Adam has the audacity to make grits with Hugh Acheson on the judges panel. That audacity pays off as his salt and pepper grits with cheddar, poached egg and bacon onion jam beats Dougie’s beef tartare. Both were good, but Tom thought Adam’s dish was a little more interesting. Adam gets his revenge, and the Red Team goes up 1-0.
Next up: Katsuji vs. Melissa. Out of nowhere, Katusji starts to have a panic attack. He’s totally freaking out while the rest of the team plates the dish for him. That’s exactly what you want in a “Top Chef,” someone who folds under pressure and needs his team to step up for him.
Luckily for Katsuji, Melissa made watery white gazpacho with cucumber and green grapes. Nobody likes watery soups. Blue team evens it up 1-1.

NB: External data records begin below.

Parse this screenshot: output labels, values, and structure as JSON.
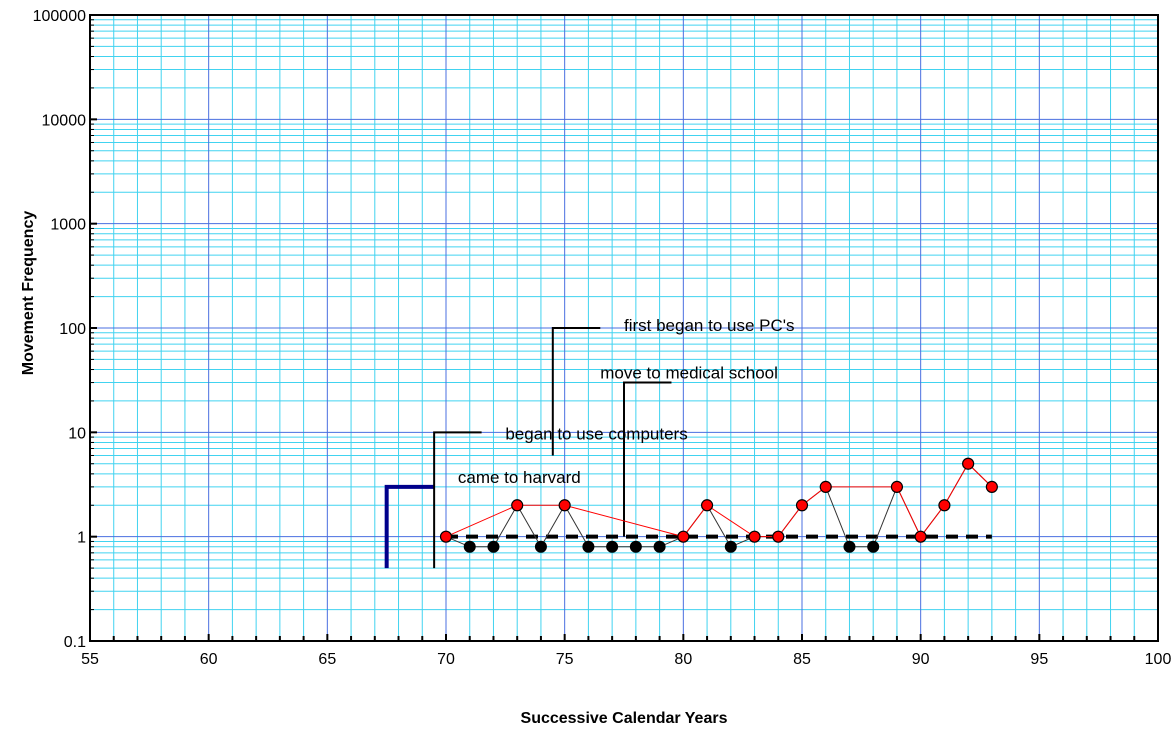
{
  "chart_data": {
    "type": "line",
    "title": "",
    "xlabel": "Successive Calendar Years",
    "ylabel": "Movement  Frequency",
    "xlim": [
      55,
      100
    ],
    "ylim": [
      0.1,
      100000
    ],
    "y_scale": "log",
    "grid": true,
    "colors": {
      "major_grid": "#4a6fe0",
      "minor_grid": "#41d3f0",
      "frequency_line": "#ff0000",
      "frequency_marker": "#ff0000",
      "zero_line": "#000000",
      "zero_marker": "#000000",
      "baseline": "#000000",
      "phase_bracket": "#00008b",
      "axis": "#000000"
    },
    "x_ticks": [
      "55",
      "60",
      "65",
      "70",
      "75",
      "80",
      "85",
      "90",
      "95",
      "100"
    ],
    "y_ticks": [
      "0.1",
      "1",
      "10",
      "100",
      "1000",
      "10000",
      "100000"
    ],
    "series": [
      {
        "x": [
          70,
          73,
          75,
          80,
          81,
          83,
          84,
          85,
          86,
          89,
          90,
          91,
          92,
          93
        ],
        "values": [
          1,
          2,
          2,
          1,
          2,
          1,
          1,
          2,
          3,
          3,
          1,
          2,
          5,
          3
        ]
      },
      {
        "x": [
          71,
          72,
          74,
          76,
          77,
          78,
          79,
          82,
          87,
          88
        ],
        "values": [
          0.8,
          0.8,
          0.8,
          0.8,
          0.8,
          0.8,
          0.8,
          0.8,
          0.8,
          0.8
        ]
      }
    ],
    "connector": {
      "x": [
        70,
        71,
        72,
        73,
        74,
        75,
        76,
        77,
        78,
        79,
        80,
        81,
        82,
        83,
        84,
        85,
        86,
        87,
        88,
        89,
        90,
        91,
        92,
        93
      ],
      "values": [
        1,
        0.8,
        0.8,
        2,
        0.8,
        2,
        0.8,
        0.8,
        0.8,
        0.8,
        1,
        2,
        0.8,
        1,
        1,
        2,
        3,
        0.8,
        0.8,
        3,
        1,
        2,
        5,
        3
      ]
    },
    "baseline": {
      "x": [
        70,
        93
      ],
      "value": 1
    },
    "annotations": [
      {
        "text": "came to harvard",
        "x": 67.5,
        "y_low": 0.5,
        "y_high": 3
      },
      {
        "text": "began to use computers",
        "x": 69.5,
        "y_low": 0.5,
        "y_high": 10
      },
      {
        "text": "first began to use PC's",
        "x": 74.5,
        "y_low": 6,
        "y_high": 100
      },
      {
        "text": "move to medical school",
        "x": 77.5,
        "y_low": 1,
        "y_high": 30
      }
    ]
  }
}
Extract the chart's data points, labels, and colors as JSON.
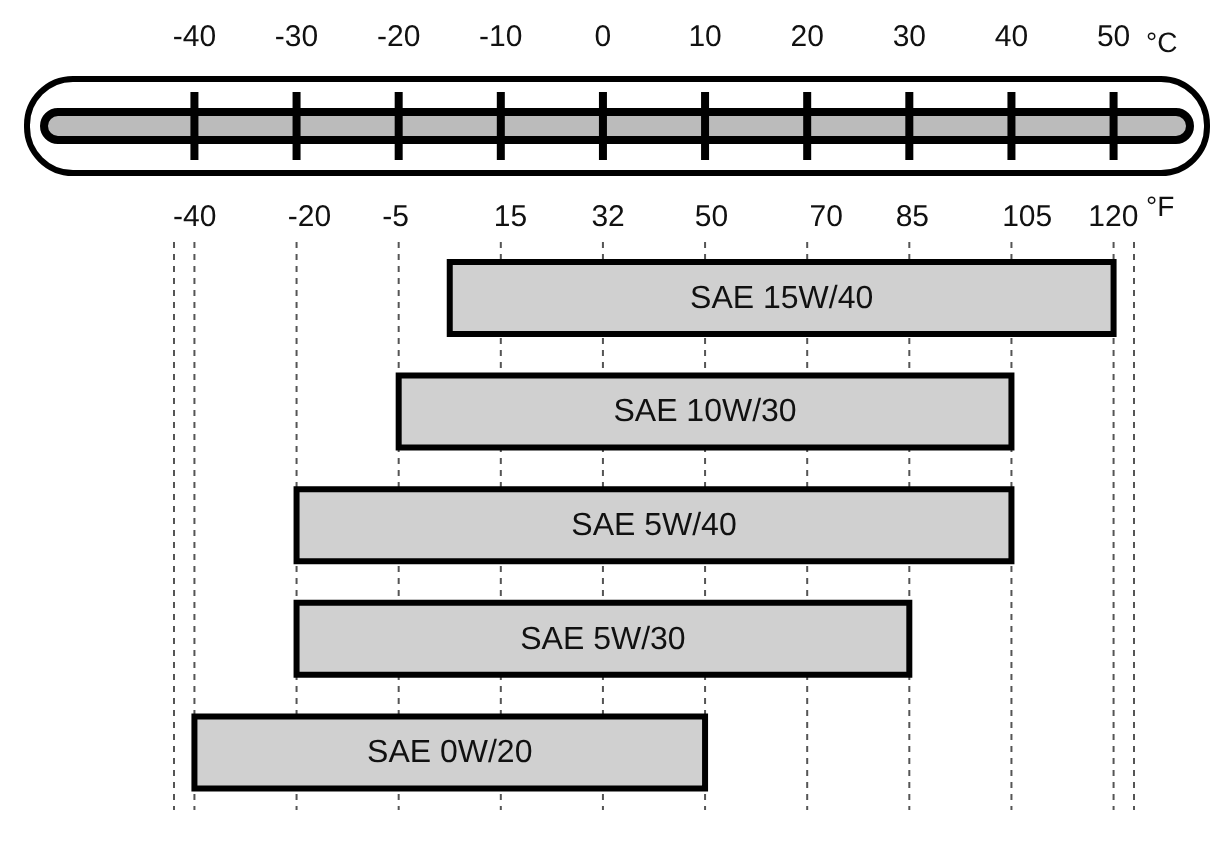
{
  "chart_data": {
    "type": "bar",
    "orientation": "horizontal",
    "categories": [
      "SAE 15W/40",
      "SAE 10W/30",
      "SAE 5W/40",
      "SAE 5W/30",
      "SAE 0W/20"
    ],
    "base": [
      -15,
      -20,
      -30,
      -30,
      -40
    ],
    "values": [
      65,
      60,
      70,
      60,
      50
    ],
    "color": "#d0d0d0",
    "xlabel": "°C",
    "x2label": "°F",
    "xlim": [
      -42,
      52
    ],
    "xticks": [
      -40,
      -30,
      -20,
      -10,
      0,
      10,
      20,
      30,
      40,
      50
    ],
    "x2lim": [
      -43.6,
      123.6
    ],
    "x2ticks": [
      -40,
      -20,
      -5,
      15,
      32,
      50,
      70,
      85,
      105,
      120
    ],
    "grid": "x",
    "legend": false
  }
}
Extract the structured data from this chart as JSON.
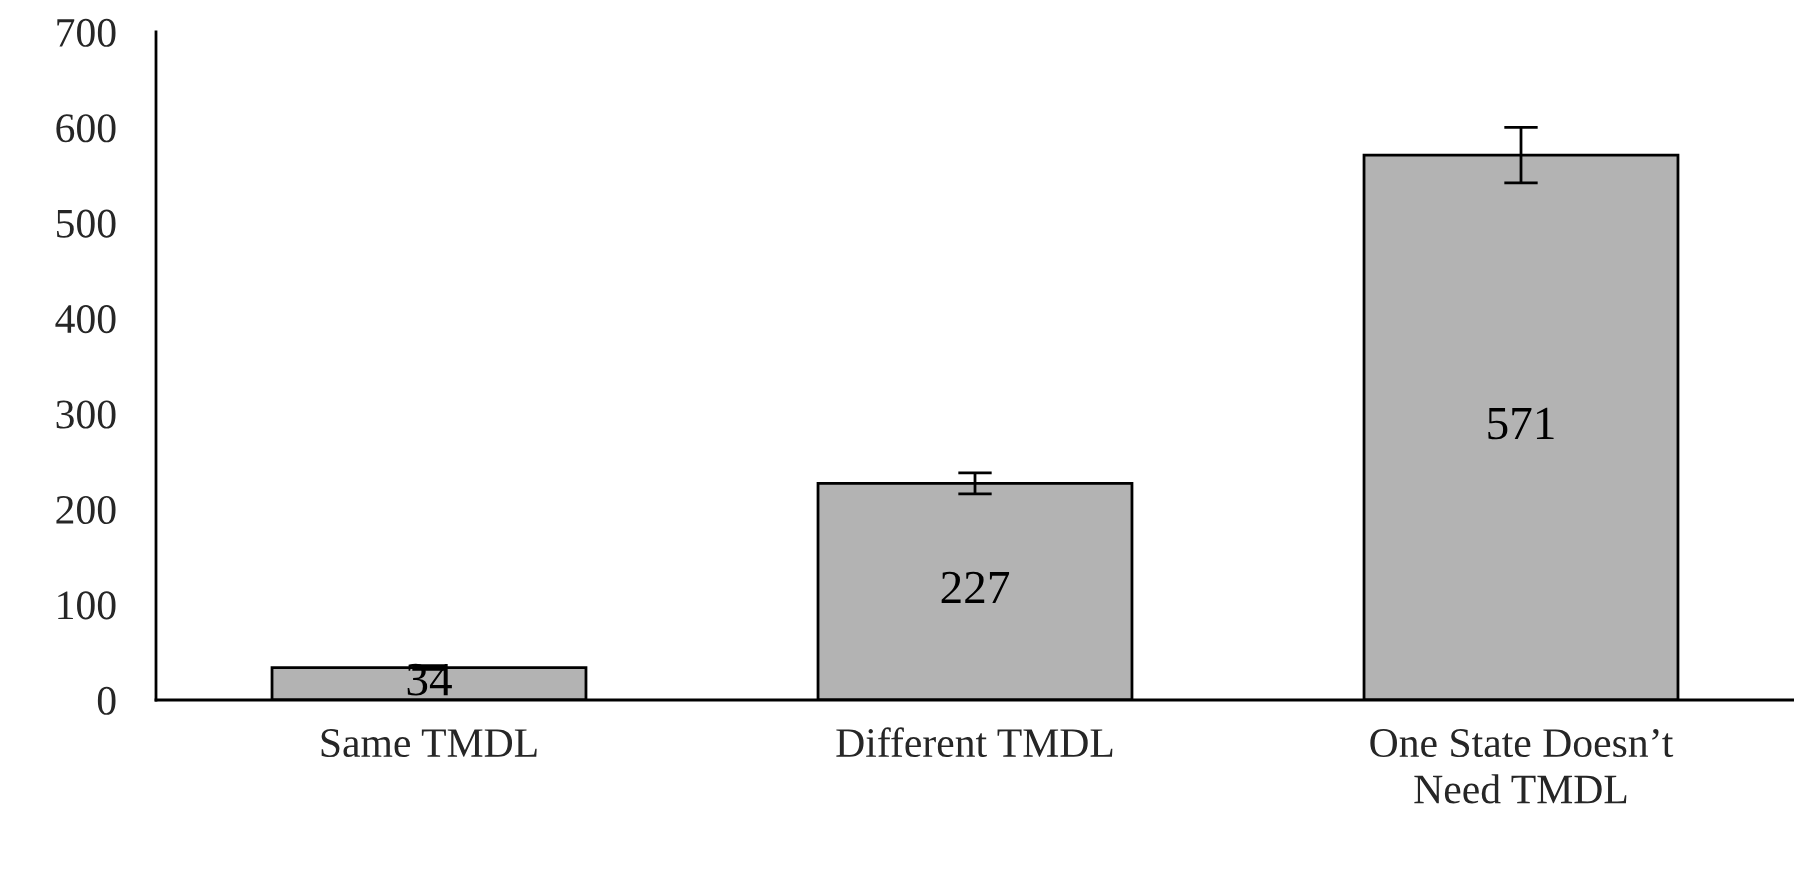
{
  "chart_data": {
    "type": "bar",
    "categories": [
      "Same TMDL",
      "Different TMDL",
      "One State Doesn’t\nNeed TMDL"
    ],
    "values": [
      34,
      227,
      571
    ],
    "errors": [
      2,
      11,
      29
    ],
    "color": "#b3b3b3",
    "ylim": [
      0,
      700
    ],
    "yticks": [
      0,
      100,
      200,
      300,
      400,
      500,
      600,
      700
    ],
    "data_labels": true,
    "grid": false
  }
}
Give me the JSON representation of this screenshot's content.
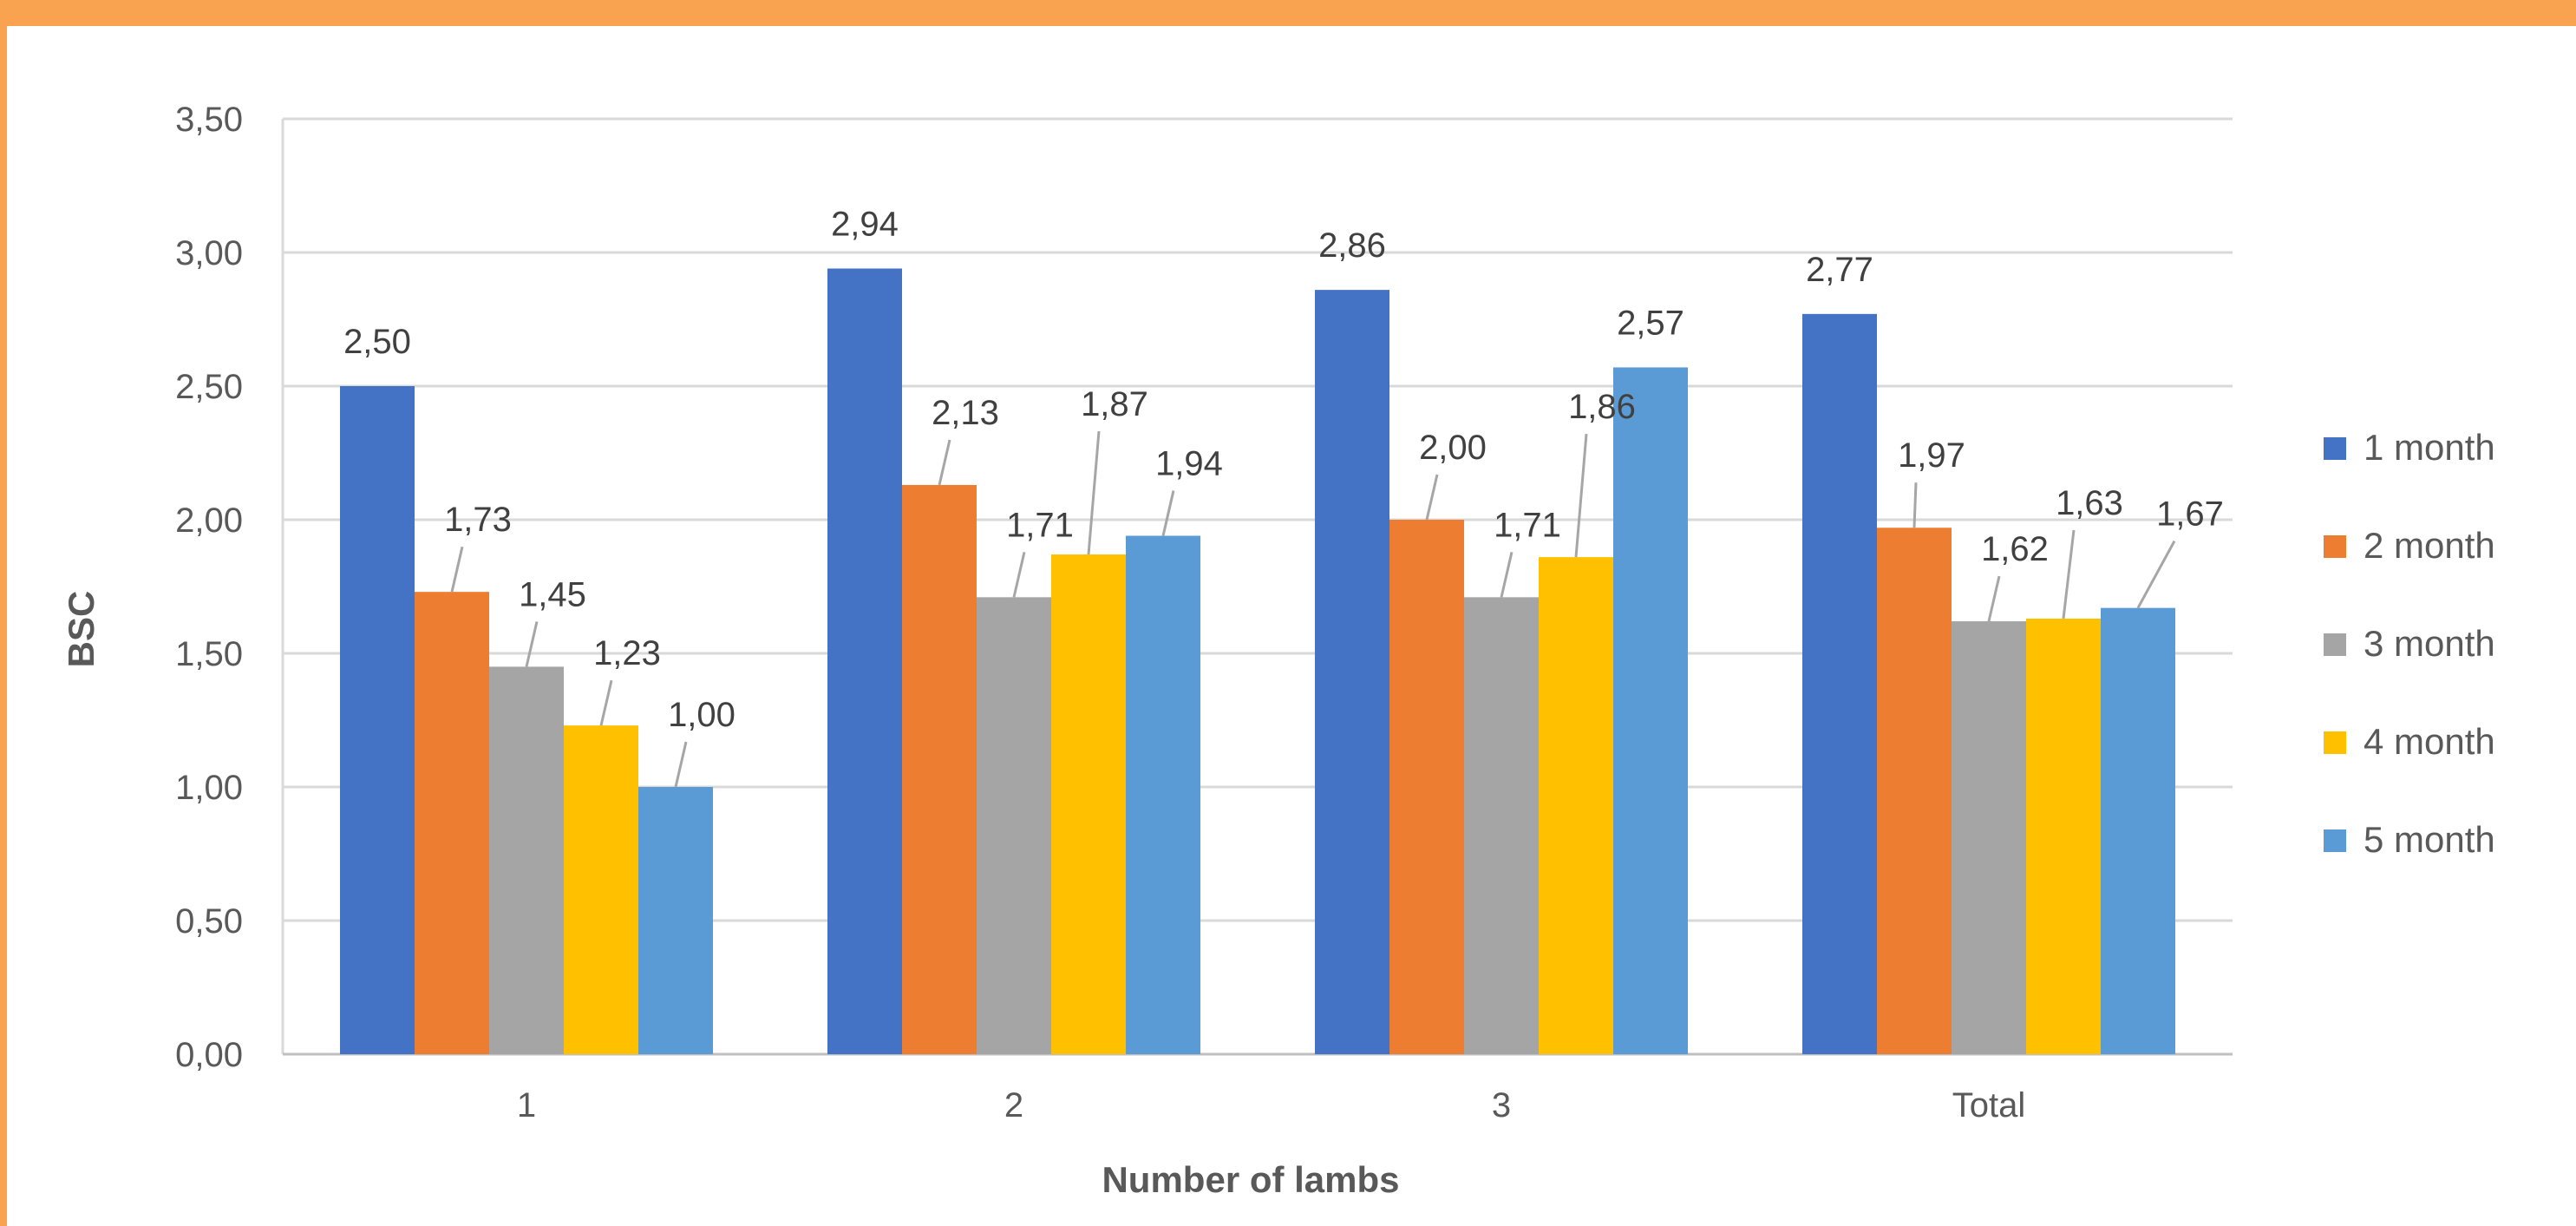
{
  "chart_data": {
    "type": "bar",
    "title": "",
    "xlabel": "Number of lambs",
    "ylabel": "BSC",
    "categories": [
      "1",
      "2",
      "3",
      "Total"
    ],
    "ylim": [
      0,
      3.5
    ],
    "yticks": [
      "0,00",
      "0,50",
      "1,00",
      "1,50",
      "2,00",
      "2,50",
      "3,00",
      "3,50"
    ],
    "grid": true,
    "legend_position": "right",
    "series": [
      {
        "name": "1 month",
        "color": "#4472c4",
        "values": [
          2.5,
          2.94,
          2.86,
          2.77
        ],
        "labels": [
          "2,50",
          "2,94",
          "2,86",
          "2,77"
        ]
      },
      {
        "name": "2 month",
        "color": "#ed7d31",
        "values": [
          1.73,
          2.13,
          2.0,
          1.97
        ],
        "labels": [
          "1,73",
          "2,13",
          "2,00",
          "1,97"
        ]
      },
      {
        "name": "3 month",
        "color": "#a5a5a5",
        "values": [
          1.45,
          1.71,
          1.71,
          1.62
        ],
        "labels": [
          "1,45",
          "1,71",
          "1,71",
          "1,62"
        ]
      },
      {
        "name": "4 month",
        "color": "#ffc000",
        "values": [
          1.23,
          1.87,
          1.86,
          1.63
        ],
        "labels": [
          "1,23",
          "1,87",
          "1,86",
          "1,63"
        ]
      },
      {
        "name": "5 month",
        "color": "#5b9bd5",
        "values": [
          1.0,
          1.94,
          2.57,
          1.67
        ],
        "labels": [
          "1,00",
          "1,94",
          "2,57",
          "1,67"
        ]
      }
    ]
  }
}
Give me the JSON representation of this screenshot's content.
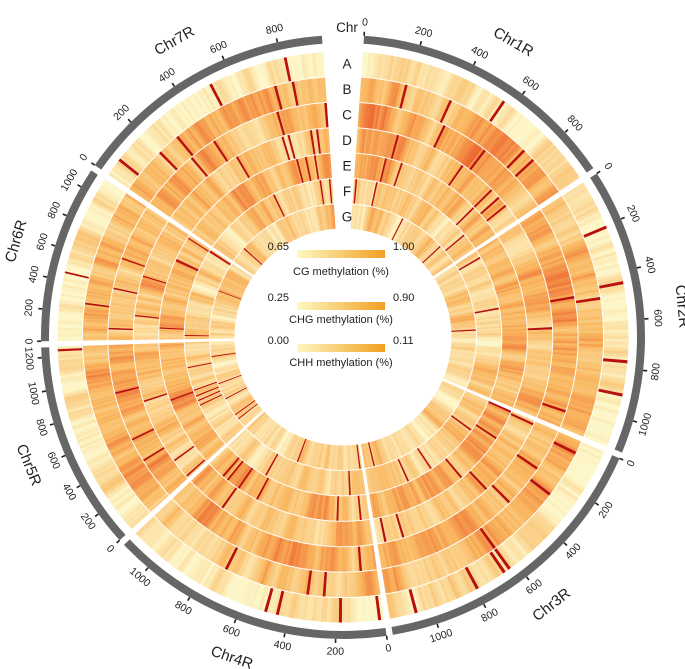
{
  "figure": {
    "track_header": "Chr",
    "tracks": [
      "A",
      "B",
      "C",
      "D",
      "E",
      "F",
      "G"
    ],
    "chromosomes": [
      {
        "name": "Chr1R",
        "ticks": [
          "0",
          "200",
          "400",
          "600",
          "800"
        ]
      },
      {
        "name": "Chr2R",
        "ticks": [
          "0",
          "200",
          "400",
          "600",
          "800",
          "1000"
        ]
      },
      {
        "name": "Chr3R",
        "ticks": [
          "0",
          "200",
          "400",
          "600",
          "800",
          "1000"
        ]
      },
      {
        "name": "Chr4R",
        "ticks": [
          "0",
          "200",
          "400",
          "600",
          "800",
          "1000"
        ]
      },
      {
        "name": "Chr5R",
        "ticks": [
          "0",
          "200",
          "400",
          "600",
          "800",
          "1000",
          "1200"
        ]
      },
      {
        "name": "Chr6R",
        "ticks": [
          "0",
          "200",
          "400",
          "600",
          "800",
          "1000"
        ]
      },
      {
        "name": "Chr7R",
        "ticks": [
          "0",
          "200",
          "400",
          "600",
          "800"
        ]
      }
    ],
    "legend": [
      {
        "title": "CG methylation (%)",
        "min": "0.65",
        "max": "1.00"
      },
      {
        "title": "CHG methylation (%)",
        "min": "0.25",
        "max": "0.90"
      },
      {
        "title": "CHH methylation (%)",
        "min": "0.00",
        "max": "0.11"
      }
    ],
    "colors": {
      "ideogram": "#666666",
      "heat_low": "#fdf6c8",
      "heat_mid": "#f9b65e",
      "heat_high": "#e8451c",
      "heat_max": "#b8100f",
      "legend_low": "#fff8c0",
      "legend_high": "#f0a020"
    }
  }
}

The third battle is a rematch between Gregory and Mei. Gregory goes outside the box again with a shiitake mushroom in a Thai curry broth, while Mei counters with a Korean-inspired New York strip with kimchi vegetables. A perfectly seasoned soup versus perfectly cooked steak. Ultimately, chef Bissonnette’s vote gives the edge to Gregory and the Blue team takes the lead, 2-1.
The fourth battle features another rematch of Keriann and Stacy. I thought their first battle was boring. This was the battle between Keriann’s dry meatball vs. Stacy’s beets. I know budget was an issue but you really think serving some marinated beets will win?
Apparently so. Tom hates Keriann’s dish. Her meatballs are dry and that onion jam is too sweet. Red Ream ties it up, 2-2.
The final battle: Aaron’s Asian spaghetti and meatball versus Katie’s stout chocolate cake. Tom makes the astute observation that war always comes down to the last battle. Thanks Tom.
If chocolate cake kills him today, Aaron says, he will shoot himself in the face.
As soon as Aaron put his dish in front of the judges, Tom shoots Hugh a “What is this?” look and takes a whiff at the dish. Not a good sign.
Basically, the scallop noodle has no texture. Tom says the dashi is OK, with a good amount of smokiness. Aaron commits one of those things you don’t do: He starts rattling off his mistakes. He tells the judges that his original dashi fell on the ground and the broth they’re tasting is out of a box. I guess he decided to shoot himself in the foot first.
At this point, Katie just needs to serve an acceptable cake, which she does. With the outcome obvious, Katie gives Aaron one last shove off the cliff. She brings up how Aaron’s been talking trash about desserts, goading him to say with a smirk on his face, “I thought this was a war challenge and I don’t see anyone bringing chocolate cake to war.”
Hugh immediately fires back, “Have you ever seen them bring a scallop noodle to war? Because I don’t know about that either.”
Judges laugh, audiences laugh. We’re all laughing.
Aaron just stands there awkwardly, smirk long disappeared, giving Hugh the four-letter-word stare.
Blue team wins the war. 3-2.
Adam and Mei are both safe, which leaves Stacy, Melissa and Aaron.
At this point, Tom asks if anyone on the Red Team feels like they should have looked out for each other, specifically Aaron and his limp noodles. Tom, have you seen how annoying this guy is? Nobody would go out of the way to save him.
Gregory tries to act sanctimonious and chimes in, “I would have never allowed that to happen.” Where were you with Keriann’s dry meatball?
It’s pretty obvious who gets the boot this week. Tom tells Aaron that he just tried to do too much with this dish. He packs his knives.
Surprisingly, Aaron departs with grace. He thanks everyone and says he felt honored just to be there. Damn, now I can’t say snarky, see-you-later, comments about him!